Business transacted by representative offices of foreign banks in Kenya grew by more than a quarter to hit Sh313.2 billion last year.
Business transacted by representative offices of foreign banks in Kenya grew by more than a quarter to hit Sh313.2 billion last year, a new Central Bank of Kenya (CBK) report shows.
The single largest business was in trade finance, which stood at Sh93.52 billion last year compared to Sh18.11 billion in the previous year, amounting to a five-fold growth.
“During 2017, representative offices facilitated business worth Sh313.2 billion. There was a notable increase in business activities facilitated by the representative offices in 2017 when compared to the Sh247.6 billion reported in 2016,” said the CBK.
The second largest category of business was correspondence banking, which involves transactions originating from other overseas branches conducted through the Kenyan office where the local parties or partners are based.
The value rose more than three-fold or 247 per cent to Sh41.36 billion from Sh11.92 billion realised in the year before.
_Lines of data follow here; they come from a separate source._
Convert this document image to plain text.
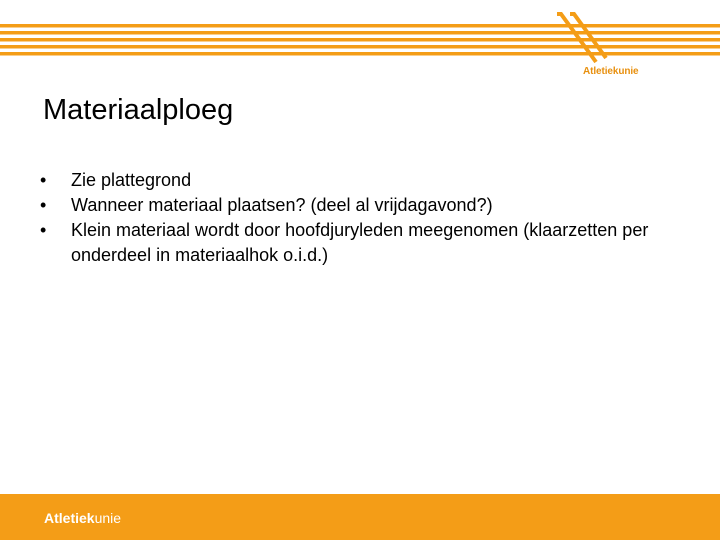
Atletiekunie
Materiaalploeg
• Zie plattegrond
• Wanneer materiaal plaatsen? (deel al vrijdagavond?)
• Klein materiaal wordt door hoofdjuryleden meegenomen (klaarzetten per onderdeel in materiaalhok o.i.d.)
Atletiekunie
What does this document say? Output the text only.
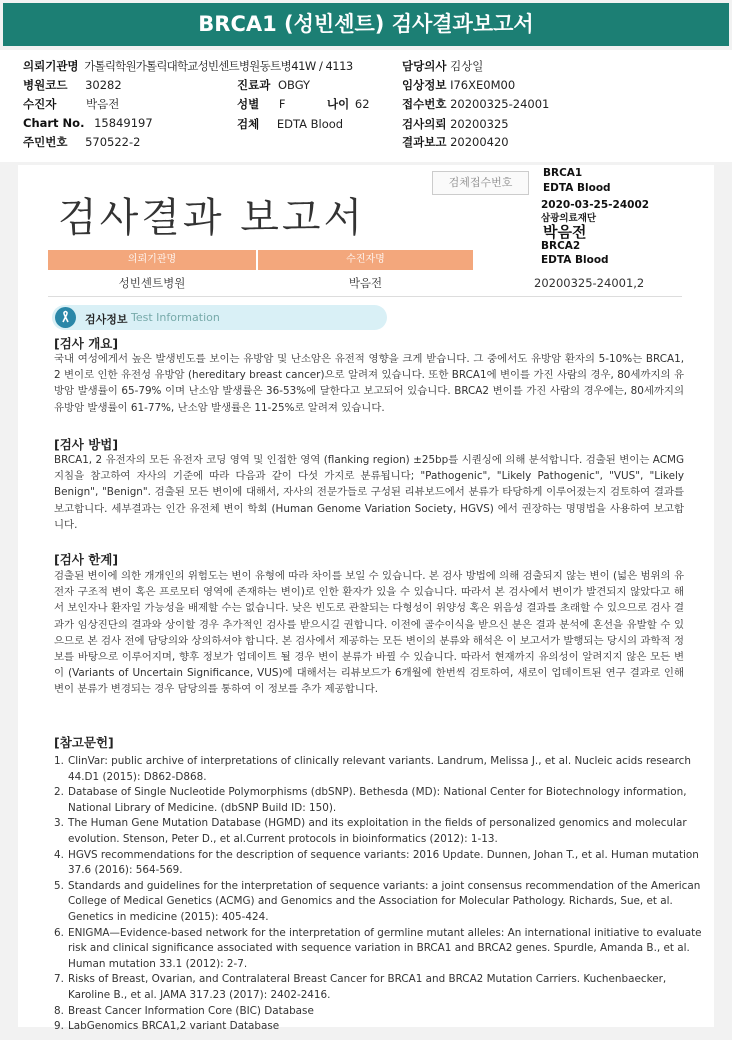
BRCA1 (성빈센트) 검사결과보고서
의뢰기관명 가톨릭학원가톨릭대학교성빈센트병원동트병41W / 4113	담당의사 김상일
병원코드 30282	진료과 OBGY	임상정보 I76XE0M00
수진자	박음전	성별 F	나이 62	접수번호 20200325-24001
Chart No. 15849197	검체 EDTA Blood	검사의뢰 20200325
주민번호 570522-2	결과보고 20200420
검사결과 보고서
검체접수번호
BRCA1
EDTA Blood
2020-03-25-24002
삼광의료재단
박음전
BRCA2
EDTA Blood
의뢰기관명	수진자명
성빈센트병원	박음전	20200325-24001,2
검사정보 Test Information
[검사 개요]
국내 여성에게서 높은 발생빈도를 보이는 유방암 및 난소암은 유전적 영향을 크게 받습니다. 그 중에서도 유방암 환자의 5-10%는 BRCA1, 2 변이로 인한 유전성 유방암 (hereditary breast cancer)으로 알려져 있습니다. 또한 BRCA1에 변이를 가진 사람의 경우, 80세까지의 유방암 발생률이 65-79% 이며 난소암 발생률은 36-53%에 달한다고 보고되어 있습니다. BRCA2 변이를 가진 사람의 경우에는, 80세까지의 유방암 발생률이 61-77%, 난소암 발생률은 11-25%로 알려져 있습니다.
[검사 방법]
BRCA1, 2 유전자의 모든 유전자 코딩 영역 및 인접한 영역 (flanking region) ±25bp를 시퀀싱에 의해 분석합니다. 검출된 변이는 ACMG 지침을 참고하여 자사의 기준에 따라 다음과 같이 다섯 가지로 분류됩니다; "Pathogenic", "Likely Pathogenic", "VUS", "Likely Benign", "Benign". 검출된 모든 변이에 대해서, 자사의 전문가들로 구성된 리뷰보드에서 분류가 타당하게 이루어졌는지 검토하여 결과를 보고합니다. 세부결과는 인간 유전체 변이 학회 (Human Genome Variation Society, HGVS) 에서 권장하는 명명법을 사용하여 보고합니다.
[검사 한계]
검출된 변이에 의한 개개인의 위험도는 변이 유형에 따라 차이를 보일 수 있습니다. 본 검사 방법에 의해 검출되지 않는 변이 (넓은 범위의 유전자 구조적 변이 혹은 프로모터 영역에 존재하는 변이)로 인한 환자가 있을 수 있습니다. 따라서 본 검사에서 변이가 발견되지 않았다고 해서 보인자나 환자일 가능성을 배제할 수는 없습니다. 낮은 빈도로 관찰되는 다형성이 위양성 혹은 위음성 결과를 초래할 수 있으므로 검사 결과가 임상진단의 결과와 상이할 경우 추가적인 검사를 받으시길 권합니다. 이전에 골수이식을 받으신 분은 결과 분석에 혼선을 유발할 수 있으므로 본 검사 전에 담당의와 상의하셔야 합니다. 본 검사에서 제공하는 모든 변이의 분류와 해석은 이 보고서가 발행되는 당시의 과학적 정보를 바탕으로 이루어지며, 향후 정보가 업데이트 될 경우 변이 분류가 바뀔 수 있습니다. 따라서 현재까지 유의성이 알려지지 않은 모든 변이 (Variants of Uncertain Significance, VUS)에 대해서는 리뷰보드가 6개월에 한번씩 검토하여, 새로이 업데이트된 연구 결과로 인해 변이 분류가 변경되는 경우 담당의를 통하여 이 정보를 추가 제공합니다.
[참고문헌]
1. ClinVar: public archive of interpretations of clinically relevant variants. Landrum, Melissa J., et al. Nucleic acids research 44.D1 (2015): D862-D868.
2. Database of Single Nucleotide Polymorphisms (dbSNP). Bethesda (MD): National Center for Biotechnology information, National Library of Medicine. (dbSNP Build ID: 150).
3. The Human Gene Mutation Database (HGMD) and its exploitation in the fields of personalized genomics and molecular evolution. Stenson, Peter D., et al.Current protocols in bioinformatics (2012): 1-13.
4. HGVS recommendations for the description of sequence variants: 2016 Update. Dunnen, Johan T., et al. Human mutation 37.6 (2016): 564-569.
5. Standards and guidelines for the interpretation of sequence variants: a joint consensus recommendation of the American College of Medical Genetics (ACMG) and Genomics and the Association for Molecular Pathology. Richards, Sue, et al. Genetics in medicine (2015): 405-424.
6. ENIGMA—Evidence-based network for the interpretation of germline mutant alleles: An international initiative to evaluate risk and clinical significance associated with sequence variation in BRCA1 and BRCA2 genes. Spurdle, Amanda B., et al. Human mutation 33.1 (2012): 2-7.
7. Risks of Breast, Ovarian, and Contralateral Breast Cancer for BRCA1 and BRCA2 Mutation Carriers. Kuchenbaecker, Karoline B., et al. JAMA 317.23 (2017): 2402-2416.
8. Breast Cancer Information Core (BIC) Database
9. LabGenomics BRCA1,2 variant Database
The third largest type of transaction was in syndicated finance where Sh37.97 billion was carried out compared to Sh61.49 billion in the previous year — a major decline during the year.
“The representative offices were mainly active in the commodities, energy, infrastructure and trade sectors,” said the CBK.
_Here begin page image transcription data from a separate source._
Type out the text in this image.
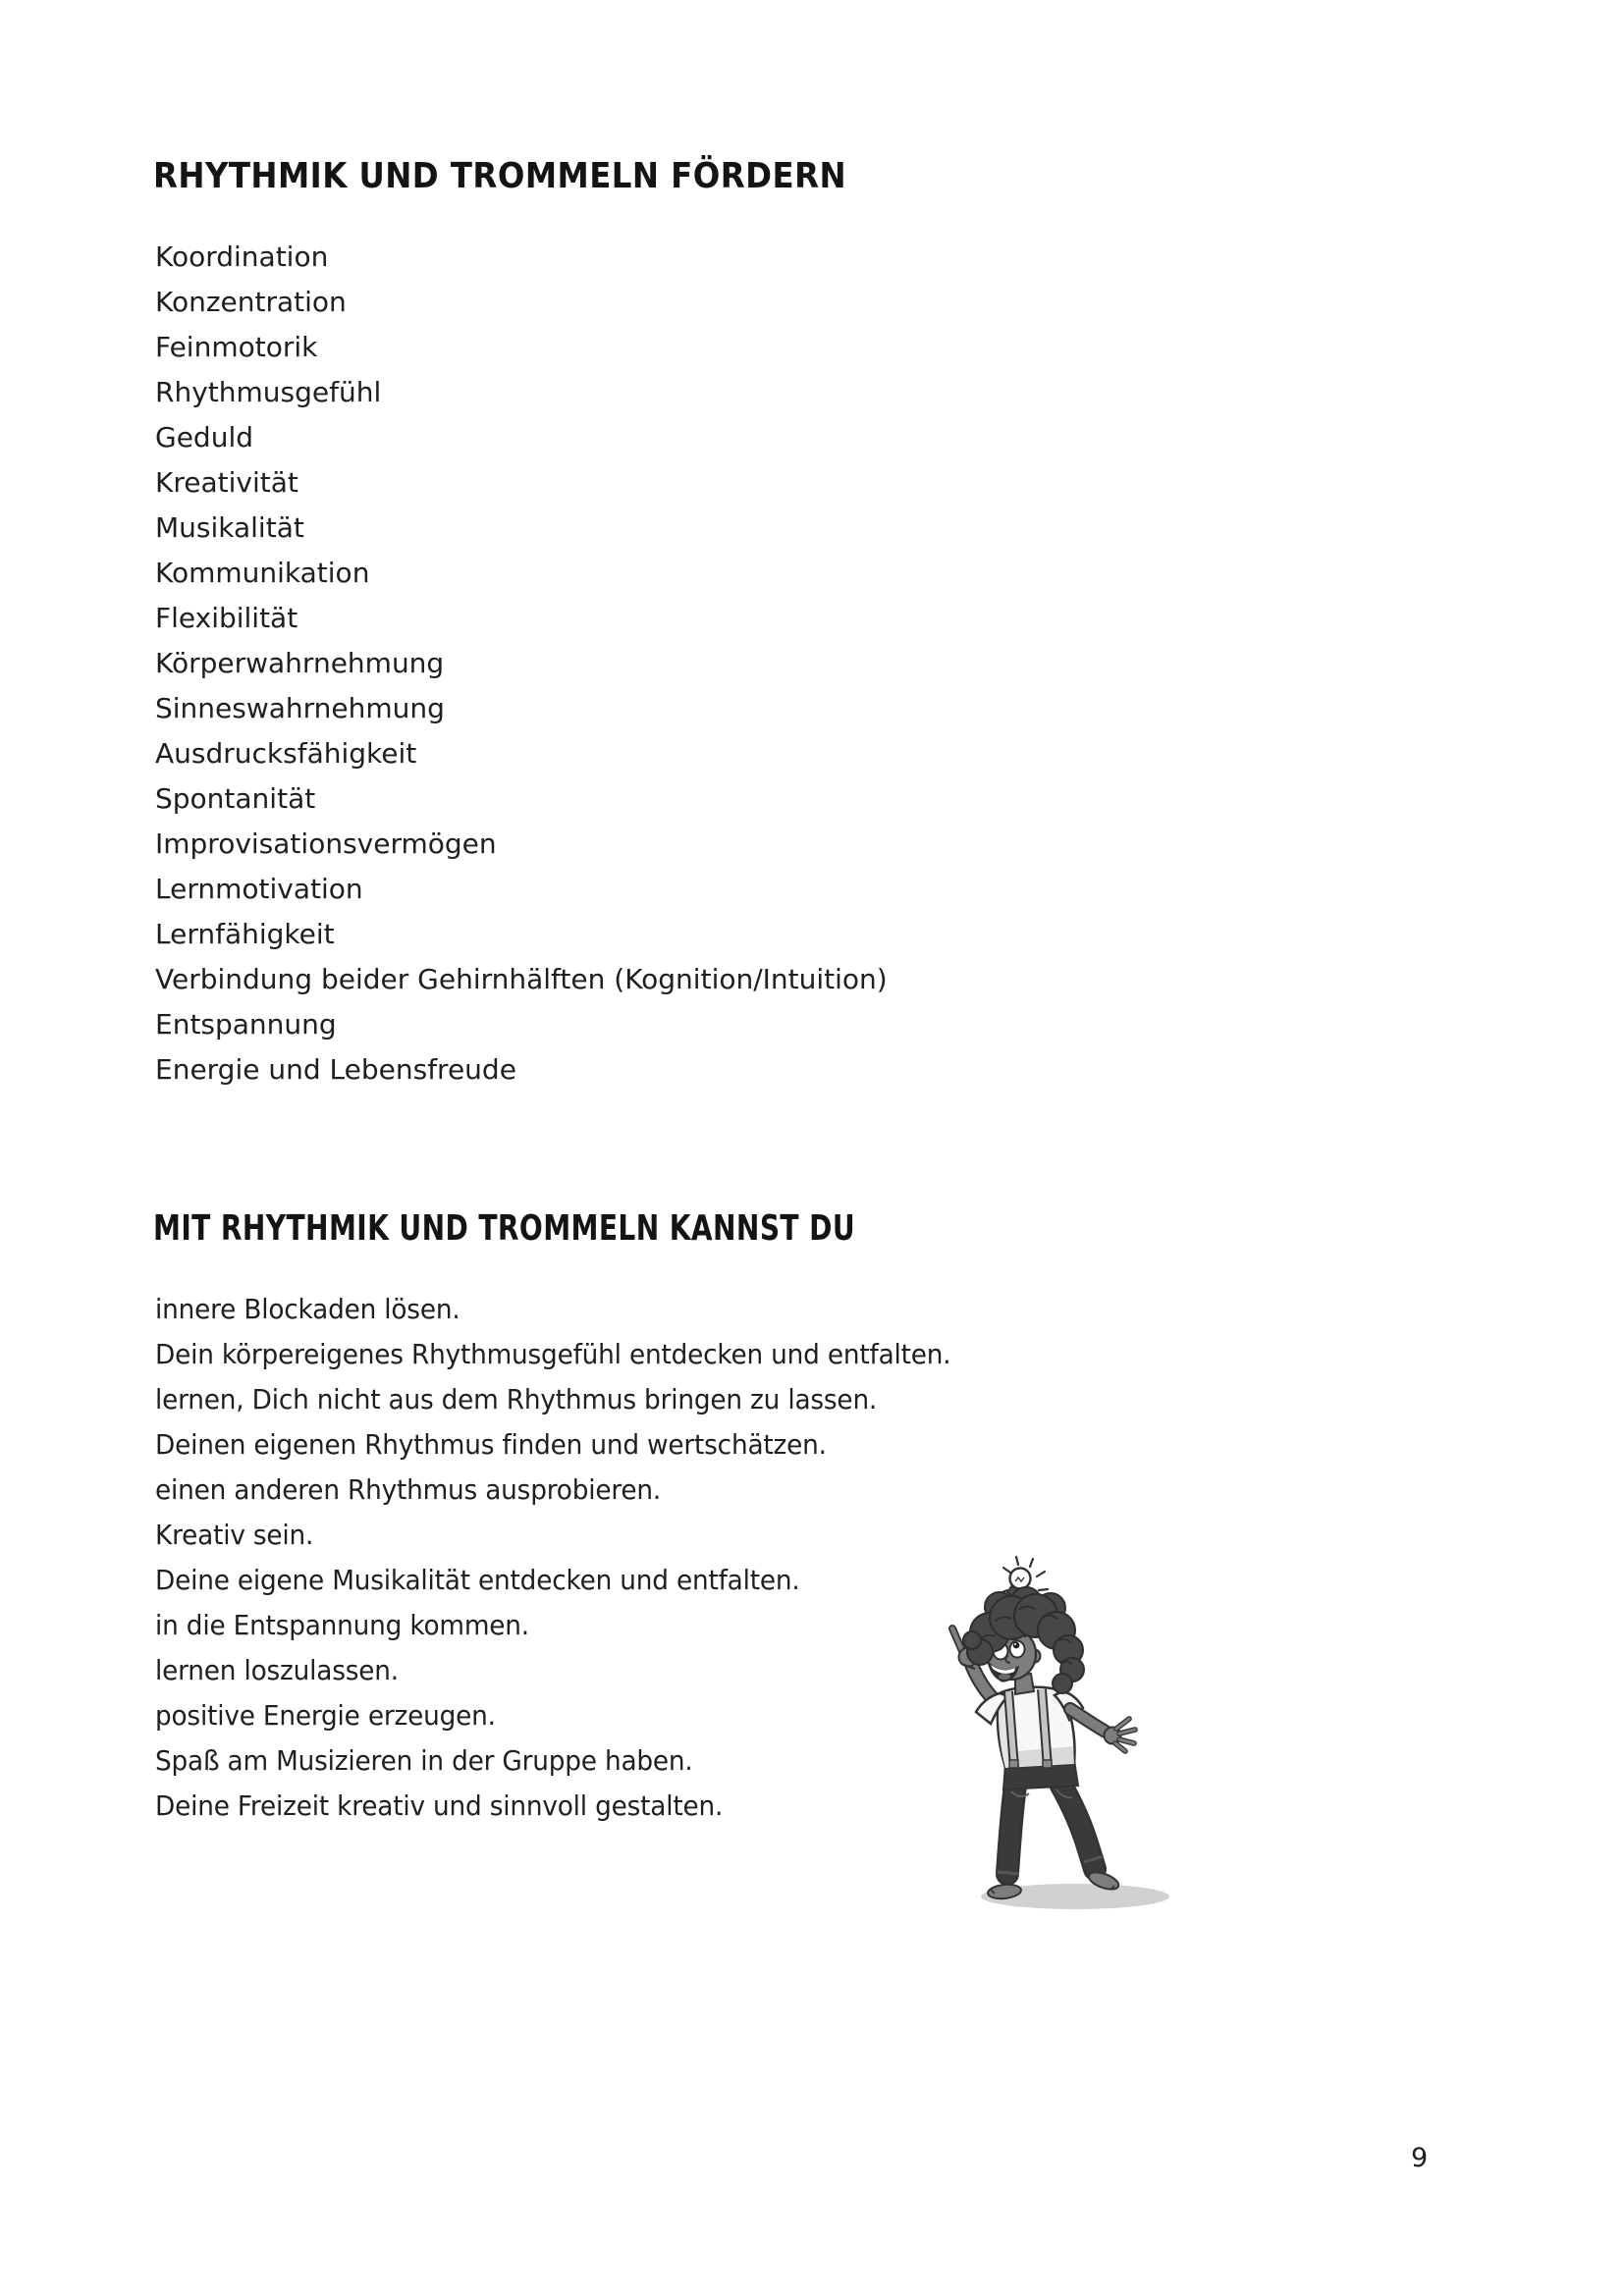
RHYTHMIK UND TROMMELN FÖRDERN
Koordination
Konzentration
Feinmotorik
Rhythmusgefühl
Geduld
Kreativität
Musikalität
Kommunikation
Flexibilität
Körperwahrnehmung
Sinneswahrnehmung
Ausdrucksfähigkeit
Spontanität
Improvisationsvermögen
Lernmotivation
Lernfähigkeit
Verbindung beider Gehirnhälften (Kognition/Intuition)
Entspannung
Energie und Lebensfreude
MIT RHYTHMIK UND TROMMELN KANNST DU
innere Blockaden lösen.
Dein körpereigenes Rhythmusgefühl entdecken und entfalten.
lernen, Dich nicht aus dem Rhythmus bringen zu lassen.
Deinen eigenen Rhythmus finden und wertschätzen.
einen anderen Rhythmus ausprobieren.
Kreativ sein.
Deine eigene Musikalität entdecken und entfalten.
in die Entspannung kommen.
lernen loszulassen.
positive Energie erzeugen.
Spaß am Musizieren in der Gruppe haben.
Deine Freizeit kreativ und sinnvoll gestalten.
9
The offices carry out research, marketing and liaison roles but are barred from conducting commercial banking services unless they open a full-fledged subsidiary or branch.
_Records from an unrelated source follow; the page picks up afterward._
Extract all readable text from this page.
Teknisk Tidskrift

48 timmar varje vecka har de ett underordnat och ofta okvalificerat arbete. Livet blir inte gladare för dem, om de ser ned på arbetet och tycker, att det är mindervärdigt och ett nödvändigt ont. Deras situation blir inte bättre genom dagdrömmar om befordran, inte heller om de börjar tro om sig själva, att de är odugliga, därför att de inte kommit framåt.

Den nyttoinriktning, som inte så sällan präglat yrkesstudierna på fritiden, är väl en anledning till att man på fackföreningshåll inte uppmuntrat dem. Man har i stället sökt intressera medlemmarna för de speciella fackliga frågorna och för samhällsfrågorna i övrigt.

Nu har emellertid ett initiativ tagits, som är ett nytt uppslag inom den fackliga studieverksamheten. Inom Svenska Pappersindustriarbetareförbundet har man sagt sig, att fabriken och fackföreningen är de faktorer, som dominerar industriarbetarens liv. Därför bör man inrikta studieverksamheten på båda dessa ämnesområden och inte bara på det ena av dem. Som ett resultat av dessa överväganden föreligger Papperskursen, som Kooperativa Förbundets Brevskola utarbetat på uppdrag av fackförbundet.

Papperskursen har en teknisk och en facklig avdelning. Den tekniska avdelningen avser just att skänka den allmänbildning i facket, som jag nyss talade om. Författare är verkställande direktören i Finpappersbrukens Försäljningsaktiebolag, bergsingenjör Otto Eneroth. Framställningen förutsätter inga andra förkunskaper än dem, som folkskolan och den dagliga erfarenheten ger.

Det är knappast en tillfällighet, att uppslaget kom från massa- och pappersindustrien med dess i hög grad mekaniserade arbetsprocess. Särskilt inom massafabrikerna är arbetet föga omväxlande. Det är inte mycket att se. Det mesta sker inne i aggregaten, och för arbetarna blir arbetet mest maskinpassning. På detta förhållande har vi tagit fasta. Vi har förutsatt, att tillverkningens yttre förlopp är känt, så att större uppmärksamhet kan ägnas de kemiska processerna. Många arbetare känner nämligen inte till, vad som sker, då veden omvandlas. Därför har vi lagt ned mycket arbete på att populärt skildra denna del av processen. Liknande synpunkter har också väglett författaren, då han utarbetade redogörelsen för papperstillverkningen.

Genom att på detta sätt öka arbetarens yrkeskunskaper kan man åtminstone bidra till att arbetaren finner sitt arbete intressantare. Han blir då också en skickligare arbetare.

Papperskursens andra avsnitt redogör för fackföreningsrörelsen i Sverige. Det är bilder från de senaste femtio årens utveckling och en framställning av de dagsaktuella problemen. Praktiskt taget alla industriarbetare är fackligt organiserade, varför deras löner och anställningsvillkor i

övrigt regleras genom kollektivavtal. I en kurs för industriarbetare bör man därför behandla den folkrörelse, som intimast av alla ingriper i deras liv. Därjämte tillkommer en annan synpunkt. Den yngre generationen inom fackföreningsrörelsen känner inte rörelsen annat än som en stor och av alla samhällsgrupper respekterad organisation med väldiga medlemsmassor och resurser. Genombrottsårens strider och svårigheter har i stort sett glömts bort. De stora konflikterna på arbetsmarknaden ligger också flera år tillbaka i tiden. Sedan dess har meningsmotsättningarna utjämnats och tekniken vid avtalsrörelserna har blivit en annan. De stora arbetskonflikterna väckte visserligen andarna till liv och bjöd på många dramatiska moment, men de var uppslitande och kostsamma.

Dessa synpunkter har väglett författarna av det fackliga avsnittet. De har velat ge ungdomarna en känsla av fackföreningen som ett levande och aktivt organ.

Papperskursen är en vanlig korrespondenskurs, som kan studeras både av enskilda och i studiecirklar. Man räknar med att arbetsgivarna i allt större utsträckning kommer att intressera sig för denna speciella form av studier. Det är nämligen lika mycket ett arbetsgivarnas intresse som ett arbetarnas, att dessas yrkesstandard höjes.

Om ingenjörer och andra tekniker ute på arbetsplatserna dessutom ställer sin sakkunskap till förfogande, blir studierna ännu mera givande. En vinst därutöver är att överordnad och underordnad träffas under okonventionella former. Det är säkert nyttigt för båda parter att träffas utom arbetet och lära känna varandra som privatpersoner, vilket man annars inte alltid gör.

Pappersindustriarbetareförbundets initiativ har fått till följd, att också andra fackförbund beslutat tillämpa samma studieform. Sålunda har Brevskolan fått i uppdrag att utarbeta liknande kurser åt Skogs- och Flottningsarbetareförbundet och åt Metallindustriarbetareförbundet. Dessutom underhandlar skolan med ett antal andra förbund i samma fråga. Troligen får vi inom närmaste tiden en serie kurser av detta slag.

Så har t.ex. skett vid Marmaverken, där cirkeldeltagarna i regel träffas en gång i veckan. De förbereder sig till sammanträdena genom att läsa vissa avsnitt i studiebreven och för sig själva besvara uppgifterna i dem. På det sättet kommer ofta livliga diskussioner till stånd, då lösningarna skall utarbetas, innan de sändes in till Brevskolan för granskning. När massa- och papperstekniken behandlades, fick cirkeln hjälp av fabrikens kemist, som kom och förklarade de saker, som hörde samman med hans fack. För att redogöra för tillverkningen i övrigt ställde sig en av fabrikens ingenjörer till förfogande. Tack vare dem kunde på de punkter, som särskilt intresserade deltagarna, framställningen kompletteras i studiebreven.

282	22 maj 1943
Kenya has in recent years become a popular destination for financial institutions with such offices, having more than doubled their transactions in 2016 to hit Sh247.6 billion compared to the previous year.
The 2016 figure has been revised slightly upwards as it was originally published as Sh239.7 billion.
The latest to set up a representative office in Nairobi is Bank Al-Habib Ltd of Pakistan (BAHLP) whose local unit is called BAHL representative office. The office was opened in April.
The CBK said that in the course of last year, it cancelled the authority to the Central Bank of India to operate such an office in Kenya.
The move followed the closure of the bank’s office in Nairobi the previous year.
The CBK also granted a licence to France-based Societe Generale to open a similar office in Kenya.